A credit score is one of the most imperative measures of a person’s creditworthiness. Banks heavily rely on credit scores to make decisions regarding approval. Therefore, they set interest rates accordingly. Credit bureaus are responsible for keeping track of credit scores. A bad credit score is often due to several reasons which include late or missed payments on credit cards, loans, vendors or any of the sort. Banks will approve small business loans after looking at credit history to minimize their risk. If your business has a bad credit score for any reason, you should immediately take measures to improve it.

Some small businesses are too new to have any sort of credit history. Such a situation is harmful when it comes to scoring a loan. To elevate their personal and business credit scores, business owners must make payments on time, spend well under their credit limit, and keep their credit accounts open. However, this requires business owners to make smart financial decisions that will eventually lead to higher credit scores.

Lacking Collateral

Banks and other lending associations require a collateral, typically a fixed asset such as property, to guarantee that the loan is repaid. A start-up venture often does not have resources to put up as collateral and might not be willing to risk their personal assets for the purpose. The amount that is approved as the loan is equivalent to the value of the collateral.

Homes and cars are the most popular options for collateral among new businesses. However, that can be a big risk and must be thoroughly analyzed before advancing. Online lenders are a better option when it comes to securing small business loans without the collateral, however, the interest rates are significantly higher.

Weak Cash Flows

Lenders want to see businesses that have enough money to sustain their daily business operations as well as make monthly loan payments. A healthy cash flow is absolutely vital for the survival of any business and lenders know that. However, small businesses often struggle to keep a steady balance in their bank accounts because they have to make advance payments to vendors.

If the amount of money going out of your business is more than what’s coming in, it can be hard to acquire a small business loan. Business owners need to implement changes into their current business model so that the cash flows improve.
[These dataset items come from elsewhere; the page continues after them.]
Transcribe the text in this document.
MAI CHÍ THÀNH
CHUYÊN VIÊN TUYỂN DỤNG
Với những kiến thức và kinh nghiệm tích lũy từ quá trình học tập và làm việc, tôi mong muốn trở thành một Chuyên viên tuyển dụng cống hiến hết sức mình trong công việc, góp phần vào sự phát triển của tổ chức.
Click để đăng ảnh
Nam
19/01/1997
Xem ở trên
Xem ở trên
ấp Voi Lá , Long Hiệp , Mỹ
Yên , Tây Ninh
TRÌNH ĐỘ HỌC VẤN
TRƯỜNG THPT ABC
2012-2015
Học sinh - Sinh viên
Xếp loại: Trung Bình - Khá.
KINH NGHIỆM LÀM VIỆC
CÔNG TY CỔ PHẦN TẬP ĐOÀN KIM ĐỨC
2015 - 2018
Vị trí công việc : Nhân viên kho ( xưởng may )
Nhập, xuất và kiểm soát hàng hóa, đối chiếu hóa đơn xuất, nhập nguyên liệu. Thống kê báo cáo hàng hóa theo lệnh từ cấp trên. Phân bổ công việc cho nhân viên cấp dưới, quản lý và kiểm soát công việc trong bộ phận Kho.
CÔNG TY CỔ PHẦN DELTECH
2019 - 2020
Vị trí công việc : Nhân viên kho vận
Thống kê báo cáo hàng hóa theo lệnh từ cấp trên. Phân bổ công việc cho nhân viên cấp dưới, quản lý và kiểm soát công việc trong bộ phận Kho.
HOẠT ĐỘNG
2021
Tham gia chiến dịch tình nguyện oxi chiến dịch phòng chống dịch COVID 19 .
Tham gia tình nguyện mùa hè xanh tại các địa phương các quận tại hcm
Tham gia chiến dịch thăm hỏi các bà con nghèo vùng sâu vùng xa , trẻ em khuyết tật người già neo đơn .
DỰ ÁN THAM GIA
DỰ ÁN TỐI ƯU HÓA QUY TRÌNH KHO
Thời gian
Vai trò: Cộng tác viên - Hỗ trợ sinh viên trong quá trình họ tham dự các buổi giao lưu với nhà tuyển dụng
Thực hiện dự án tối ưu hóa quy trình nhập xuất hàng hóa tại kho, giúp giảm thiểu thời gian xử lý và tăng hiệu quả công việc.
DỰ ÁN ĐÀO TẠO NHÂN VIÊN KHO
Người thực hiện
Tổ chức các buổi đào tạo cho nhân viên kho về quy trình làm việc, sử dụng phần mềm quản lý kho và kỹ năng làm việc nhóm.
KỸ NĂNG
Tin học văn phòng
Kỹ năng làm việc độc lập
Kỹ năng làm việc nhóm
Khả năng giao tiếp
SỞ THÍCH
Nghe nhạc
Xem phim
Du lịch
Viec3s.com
Lowering expenses and looking for ways to grow your business are the only ways to improve cash flow and eventually qualify for securing a loan.

Pursuing Small Business Loans

Small businesses often look for loans that amount to less than $100,000. Banks, on the other hand, want to approve larger loans because they are more profitable for them. The cost of processing a $20,000 loan is the same as processing a $1 million loan. Therefore, the predisposition.  It does not mean that you have absolutely no chance of getting a loan approved, merely suggesting the way banks look at small business loans.

Small businesses, however, can acquire a loan from other sources such as online lenders and personal contacts if the amount is relative to the size of the business. You also have a better chance of getting a loan approved from a community bank, provided you have good relations with them. Having a banker that recognizes your business can be a blessing, as your chances of approval raise significantly.

Avoiding the possible scenarios mentioned above will ensure that your small business loans are approved by lenders. Always ensure that the applied amount of the loan is fitting to the needs and requirements of your business. Don’t go for a higher amount just for the sake of it. Instead, calculate the exact amount you need to maneuver your business towards its mission.